Once Mr. Moras produced the report, the parties settled the issue of the amount of the income replacement benefit except for whether I was bound by the Welsh decision. Mr. Moras' argument that I was not bound, again, had no merit.
As well, Mr. Moras took the unreasonable position of arguing that Mr. Smith was better off financially after the accident with an income replacement benefit of $65.70 per week, even though the evidence was that he had to pay others to work for him and borrow more than $67,000 because of the accident.
Having regard to the expense criteria, I award Mr. Smith his expenses of the arbitration proceeding.
The hearing took place over three days, and during the course of the hearing most of the issues were settled. Ms. von Buchwald claims 89 hours at $150 per hour for her time for preparation and attendance and 15.8 hours for a junior lawyer at $70.35 per hour, and 26.8 hours for a clerk at $23.00 per hour. In the past, I have applied a factor of between 1 and 4 hours of preparation time to each hour of attendance time as reasonable. Ms. von Buchwald prepared for a number of issues, including the complex issue of the amount of income replacement benefit. Although she showed a high degree of expertise and preparedness, the hours claimed exceed the ratio of 4 hours of preparation to one hour of attendance by about 15 per cent. I allow the $150 per hour she charged but reduce the total fee including G.S.T. by about 15 per cent from $16,135.64 to $13,700.

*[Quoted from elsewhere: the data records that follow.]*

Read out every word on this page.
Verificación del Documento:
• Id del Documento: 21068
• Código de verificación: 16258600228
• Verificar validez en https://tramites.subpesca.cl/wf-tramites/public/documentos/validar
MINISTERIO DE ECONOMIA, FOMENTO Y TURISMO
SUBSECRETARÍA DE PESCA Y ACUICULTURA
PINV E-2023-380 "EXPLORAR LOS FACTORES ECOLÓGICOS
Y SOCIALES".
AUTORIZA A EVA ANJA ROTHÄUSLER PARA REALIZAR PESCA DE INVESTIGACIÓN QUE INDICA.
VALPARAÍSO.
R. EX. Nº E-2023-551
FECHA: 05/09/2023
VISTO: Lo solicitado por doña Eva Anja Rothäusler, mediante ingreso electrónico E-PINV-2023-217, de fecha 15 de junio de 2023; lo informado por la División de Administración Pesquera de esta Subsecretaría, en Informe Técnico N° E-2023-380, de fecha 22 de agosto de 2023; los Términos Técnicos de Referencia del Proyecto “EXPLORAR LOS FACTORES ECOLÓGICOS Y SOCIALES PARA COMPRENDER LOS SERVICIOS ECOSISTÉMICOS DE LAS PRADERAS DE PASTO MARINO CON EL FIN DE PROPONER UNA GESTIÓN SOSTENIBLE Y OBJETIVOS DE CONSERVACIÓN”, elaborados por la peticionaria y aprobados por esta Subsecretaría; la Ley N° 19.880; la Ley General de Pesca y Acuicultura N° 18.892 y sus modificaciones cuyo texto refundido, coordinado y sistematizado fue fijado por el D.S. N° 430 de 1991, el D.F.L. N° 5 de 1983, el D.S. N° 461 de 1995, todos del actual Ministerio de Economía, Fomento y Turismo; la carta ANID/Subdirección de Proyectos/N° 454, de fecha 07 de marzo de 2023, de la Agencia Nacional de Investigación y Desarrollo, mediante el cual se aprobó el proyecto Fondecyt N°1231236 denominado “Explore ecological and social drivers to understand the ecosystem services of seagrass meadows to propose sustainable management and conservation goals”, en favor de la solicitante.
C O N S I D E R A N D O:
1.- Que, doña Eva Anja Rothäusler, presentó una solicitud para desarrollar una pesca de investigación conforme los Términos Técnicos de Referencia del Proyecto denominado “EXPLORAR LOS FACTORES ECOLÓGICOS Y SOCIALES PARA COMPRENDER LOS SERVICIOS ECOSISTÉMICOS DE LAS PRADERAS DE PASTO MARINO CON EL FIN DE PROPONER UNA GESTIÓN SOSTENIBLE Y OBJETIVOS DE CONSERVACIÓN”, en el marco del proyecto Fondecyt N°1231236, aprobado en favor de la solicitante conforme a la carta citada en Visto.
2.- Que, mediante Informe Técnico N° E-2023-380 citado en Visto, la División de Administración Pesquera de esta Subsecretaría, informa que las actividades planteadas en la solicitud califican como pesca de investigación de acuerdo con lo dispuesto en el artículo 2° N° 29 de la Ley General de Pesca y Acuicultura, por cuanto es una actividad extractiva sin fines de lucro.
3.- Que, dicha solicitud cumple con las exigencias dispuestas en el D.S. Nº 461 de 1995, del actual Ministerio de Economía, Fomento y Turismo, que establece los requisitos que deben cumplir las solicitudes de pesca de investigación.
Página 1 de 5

Mr. and Mrs. Smith drove from Spanish to Toronto for two one-day sittings and claimed meal and accommodation costs for two days for each sitting. Since they drove, I find that two days per sitting is reasonable. Section 6(3) of the Schedule to Ontario Regulation 664/90 allows a maximum of $150 per person per night. The accommodation claim of $1,123.80 is within the maximum and I allow it.
Under section 5(3) of the Schedule, the maximum amount that may be awarded for the attendance of an expert witness is $200 per hour of attendance, up to a maximum of $1,600. The Schedule does not allow for preparation of the witness. I heard no argument that Mr. Smith's accountant attended for more than three hours. I therefore reduce the disbursement for this expert witness from $1,500 to $600 plus G.S.T.
I have no authority to award an amount to cover a witness's lost wages. I therefore do not allow $224 claimed for Mrs. Smith's lost time from work.
I assess total expenses of the arbitration proceeding at $16,118.80.
August 20, 2004
William J. Renahan
Arbitrator
Date
Neutral Citation: 2004 ONFSCDRS 121
FSCO A02-001475
FINANCIAL SERVICES COMMISSION OF ONTARIO
BETWEEN:
MARK SMITH
Applicant
and
WAWANESA MUTUAL INSURANCE COMPANY
Insurer
ARBITRATION ORDER
Under section 282 of the Insurance Act, R.S.O. 1990, c.I.8, as amended, it is ordered that:
- Wawanesa Mutual Insurance Company shall pay Mark Smith $56,018.80.
August 20, 2004
William J. Renahan
Arbitrator
Date
Footnotes
- The Statutory Accident Benefits Schedule — Accidents on or after November 1, 1996, Ontario Regulation 403/96, as amended by Ontario Regulations 462/96, 505/96, 551/96, 303/98, 114/00 and 482/01.